Em um segundo momento, após o falecimento de Mário, enquanto herdeiras intelectuais e críticas já consolidadas, ao pensarem a sociedade a partir de suas expressões culturais, adotando como objeto e problema de suas respectivas reflexões a música e o folclore, no que concerne à atividade de Oneyda; e a estética e a literatura, no caso de Gilda, propomos uma reflexão sobre como ambas retomaram algumas problemáticas presentes nos textos de Mário de Andrade. Para tanto, analisaremos os trabalhos publicados por elas que, segundo a nossa hipótese, tornaram possível a “atualização”, ou adaptação em contextos para além do original, da produção do intelectual paulistano.
Epígono do movimento modernista, Mário de Andrade, em seu vasto conjunto de correspondências, construiu e fortaleceu redes de intelectuais, incluindo em seus debates interlocutoras como Gilda e Oneyda. Essas legatárias de uma tradição intelectual, em suas respectivas atividades, fomentaram a constituição de um estatuto de clássico a um vasto conjunto de publicações de Mário, ressaltando alguns “momentos decisivos” como a Semana de Arte Moderna de 1922, a direção do Departamento de Cultura entre 1935 e 1938, o ensino na Universidade do Distrito Federal e no Conservatório Dramático e Musical de São Paulo. Ou seja, Gilda e Oneyda contribuíram para a formação de linhas interpretativas a respeito do papel de Mário no movimento modernista e organizaram algumas das ideias do autor em torno de suas propostas estéticas. Com seus esforços de sistematização das correspondências ou das proposições teóricas, as herdeiras rotinizaram o estilo vanguardista do modernismo em São Paulo.

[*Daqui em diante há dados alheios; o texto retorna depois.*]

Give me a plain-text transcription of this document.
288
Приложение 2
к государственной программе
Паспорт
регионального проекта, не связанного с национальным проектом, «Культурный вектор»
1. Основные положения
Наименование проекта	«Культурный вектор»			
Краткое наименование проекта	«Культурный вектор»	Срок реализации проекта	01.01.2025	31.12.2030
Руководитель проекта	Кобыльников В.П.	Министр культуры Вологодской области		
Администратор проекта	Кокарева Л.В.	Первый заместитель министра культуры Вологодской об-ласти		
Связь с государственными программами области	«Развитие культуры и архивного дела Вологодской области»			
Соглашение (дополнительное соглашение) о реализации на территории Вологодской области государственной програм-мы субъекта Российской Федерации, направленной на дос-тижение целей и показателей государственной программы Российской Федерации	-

Desse modo, em linhas gerais, nos perguntamos sobre quais foram as condições sociais de produção intelectual dessas duas protagonistas no contexto paulistano de atividade intelectual. A partir das dinâmicas que organizam as disputas pela memória, atravessadas por marcadores como gênero e geração, buscamos entender como a relação entre quem consagra e o autor consagrado implicou em uma seleção de textos e de cartas, ou seja, como o vínculo entre as herdeiras e a obra do autor “fundador” criou um viés para definir as leituras adequadas para a construção de uma tradição intelectual.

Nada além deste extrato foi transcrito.